Keep Runbooks Executable
Require every runbook to carry real commands, a verification step, a rollback, and an owner.
The worst time to discover a runbook says "then verify it worked" with no command is 3am, mid-incident.
Runbooks rot silently: steps drift into prose, verification becomes a promise, and the owner left last quarter. Style linters can't see any of that — the document is perfectly well-formed Markdown. A contract beside the runbook checks the parts an on-call engineer actually needs: commands in the steps, a provable verification, a rollback path, and accountable metadata.
The contract
<!-- mdv: front owner required -->
<!-- mdv: front last-validated required date=iso -->
<!-- mdv: document noLLMResidue noTruncation noFenceWrapper -->
<!-- mdv: block required minWords=10 noPlaceholder -->
## When to use this runbook
The symptom that triggers this runbook — the alert, the dashboard reading, the user report.
<!-- mdv: endblock -->
<!-- mdv: block required contains=code noPlaceholder -->
## Steps
Each step needs the actual command, not "restart the service".
<!-- mdv: endblock -->
<!-- mdv: block required contains=code minWords=10 -->
## Verification
The command that proves the fix worked, and what its output should say.
<!-- mdv: endblock -->
<!-- mdv: block required minWords=5 -->
## Rollback
What to do if the steps above make things worse.
<!-- mdv: endblock -->contains=code is the load-bearing rule: a Steps section written as narrative ("restart the service and wait") fails until it carries an actual fenced command. The two front keys make ownership and freshness machine-readable — date=iso keeps last-validated a real date instead of "recently".
What it catches
The runbook that reads fine and helps nobody:
## When to use this runbook
When Redis has issues.
## Steps
Restart the Redis service and wait for it to come back. If that does not work, restart it
again or escalate to the platform team.
## Verification
TBD
## Rollback
N/Aredis-outage.md:1 error [missing-frontmatter-key] The frontmatter key "owner" is required, but is missing or empty.
redis-outage.md:2 error [missing-frontmatter-key] The frontmatter key "last-validated" is required, but is missing or empty.
redis-outage.md:12 error [missing-block] The "Steps" section should contain at least one code, but none was found.

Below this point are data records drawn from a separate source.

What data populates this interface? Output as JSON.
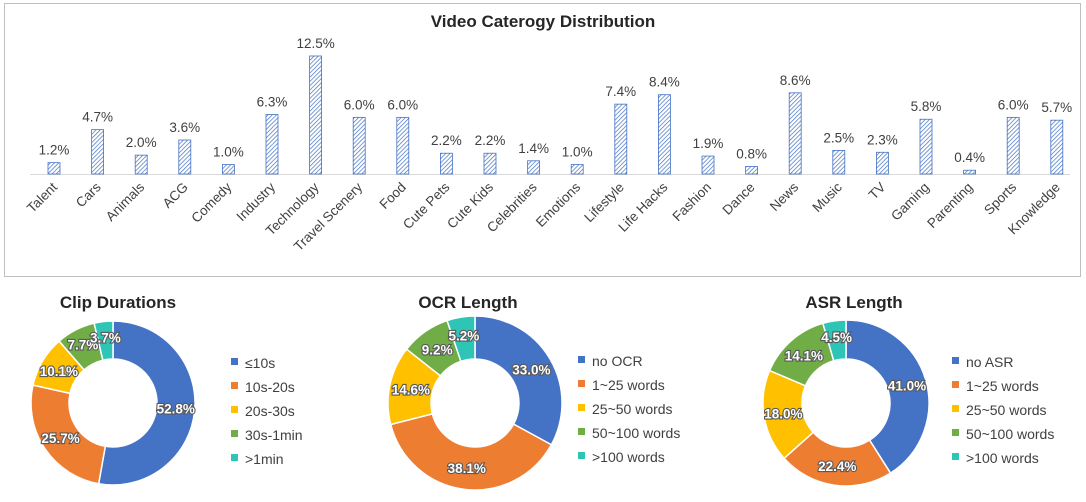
{
  "chart_data": [
    {
      "type": "bar",
      "title": "Video Caterogy Distribution",
      "categories": [
        "Talent",
        "Cars",
        "Animals",
        "ACG",
        "Comedy",
        "Industry",
        "Technology",
        "Travel Scenery",
        "Food",
        "Cute Pets",
        "Cute Kids",
        "Celebrities",
        "Emotions",
        "Lifestyle",
        "Life Hacks",
        "Fashion",
        "Dance",
        "News",
        "Music",
        "TV",
        "Gaming",
        "Parenting",
        "Sports",
        "Knowledge"
      ],
      "values": [
        1.2,
        4.7,
        2.0,
        3.6,
        1.0,
        6.3,
        12.5,
        6.0,
        6.0,
        2.2,
        2.2,
        1.4,
        1.0,
        7.4,
        8.4,
        1.9,
        0.8,
        8.6,
        2.5,
        2.3,
        5.8,
        0.4,
        6.0,
        5.7
      ],
      "value_labels": [
        "1.2%",
        "4.7%",
        "2.0%",
        "3.6%",
        "1.0%",
        "6.3%",
        "12.5%",
        "6.0%",
        "6.0%",
        "2.2%",
        "2.2%",
        "1.4%",
        "1.0%",
        "7.4%",
        "8.4%",
        "1.9%",
        "0.8%",
        "8.6%",
        "2.5%",
        "2.3%",
        "5.8%",
        "0.4%",
        "6.0%",
        "5.7%"
      ],
      "unit": "%",
      "color": "#4472c4",
      "grid": false,
      "xlabel": "",
      "ylabel": ""
    },
    {
      "type": "pie",
      "title": "Clip Durations",
      "labels": [
        "≤10s",
        "10s-20s",
        "20s-30s",
        "30s-1min",
        ">1min"
      ],
      "values": [
        52.8,
        25.7,
        10.1,
        7.7,
        3.7
      ],
      "value_labels": [
        "52.8%",
        "25.7%",
        "10.1%",
        "7.7%",
        "3.7%"
      ],
      "colors": [
        "#4472c4",
        "#ed7d31",
        "#ffc000",
        "#70ad47",
        "#2ec4b6"
      ],
      "legend": "right"
    },
    {
      "type": "pie",
      "title": "OCR Length",
      "labels": [
        "no OCR",
        "1~25 words",
        "25~50 words",
        "50~100 words",
        ">100 words"
      ],
      "values": [
        33.0,
        38.1,
        14.6,
        9.2,
        5.2
      ],
      "value_labels": [
        "33.0%",
        "38.1%",
        "14.6%",
        "9.2%",
        "5.2%"
      ],
      "colors": [
        "#4472c4",
        "#ed7d31",
        "#ffc000",
        "#70ad47",
        "#2ec4b6"
      ],
      "legend": "right"
    },
    {
      "type": "pie",
      "title": "ASR Length",
      "labels": [
        "no ASR",
        "1~25 words",
        "25~50 words",
        "50~100 words",
        ">100 words"
      ],
      "values": [
        41.0,
        22.4,
        18.0,
        14.1,
        4.5
      ],
      "value_labels": [
        "41.0%",
        "22.4%",
        "18.0%",
        "14.1%",
        "4.5%"
      ],
      "colors": [
        "#4472c4",
        "#ed7d31",
        "#ffc000",
        "#70ad47",
        "#2ec4b6"
      ],
      "legend": "right"
    }
  ]
}
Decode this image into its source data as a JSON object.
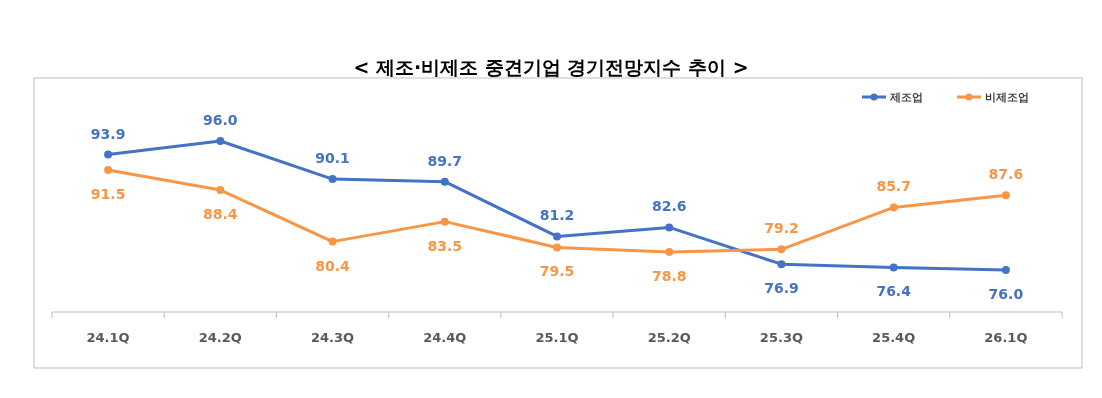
{
  "chart_data": {
    "type": "line",
    "title": "< 제조·비제조 중견기업 경기전망지수 추이 >",
    "categories": [
      "24.1Q",
      "24.2Q",
      "24.3Q",
      "24.4Q",
      "25.1Q",
      "25.2Q",
      "25.3Q",
      "25.4Q",
      "26.1Q"
    ],
    "series": [
      {
        "name": "제조업",
        "color": "#4472c4",
        "values": [
          93.9,
          96,
          90.1,
          89.7,
          81.2,
          82.6,
          76.9,
          76.4,
          76
        ],
        "value_labels": [
          "93.9",
          "96.0",
          "90.1",
          "89.7",
          "81.2",
          "82.6",
          "76.9",
          "76.4",
          "76.0"
        ]
      },
      {
        "name": "비제조업",
        "color": "#f79646",
        "values": [
          91.5,
          88.4,
          80.4,
          83.5,
          79.5,
          78.8,
          79.2,
          85.7,
          87.6
        ],
        "value_labels": [
          "91.5",
          "88.4",
          "80.4",
          "83.5",
          "79.5",
          "78.8",
          "79.2",
          "85.7",
          "87.6"
        ]
      }
    ],
    "legend": "top right",
    "marker": "circle"
  }
}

redis-outage.md:18 error [missing-block] The "Verification" section should contain at least one code, but none was found.
redis-outage.md:6 error [too-few-words] The "When to use this runbook" section is too short (4 words).
redis-outage.md:18 error [too-few-words] The "Verification" section is too short (1 word).No owner, no validation date, prose where commands belong, and a TBD verification — exit 1 until someone writes the runbook they'd actually want to follow mid-incident.
Run it in CI
Name the contract as a sibling (redis-outage.mdv.md next to redis-outage.md) and the zero-config scan pairs them automatically:
npx mediva checkOr validate explicitly against a shared contract:
npx mediva check runbooks/redis-outage.md --schema runbooks/template.mdv.mdVariations
- Agents draft runbooks from incident transcripts now — add
document noLLMResidue noTruncation noFenceWrapper(as above) so assistant chatter, cut-off output, and fence-wrapped bodies never merge. - Game-days can't check what isn't there: mediva guarantees the shape a game-day needs (commands present, verification stated); whether the commands still work is the game-day's job.
- For a directory of runbooks sharing one contract, validate in a loop today; native series discovery is tracked in #428.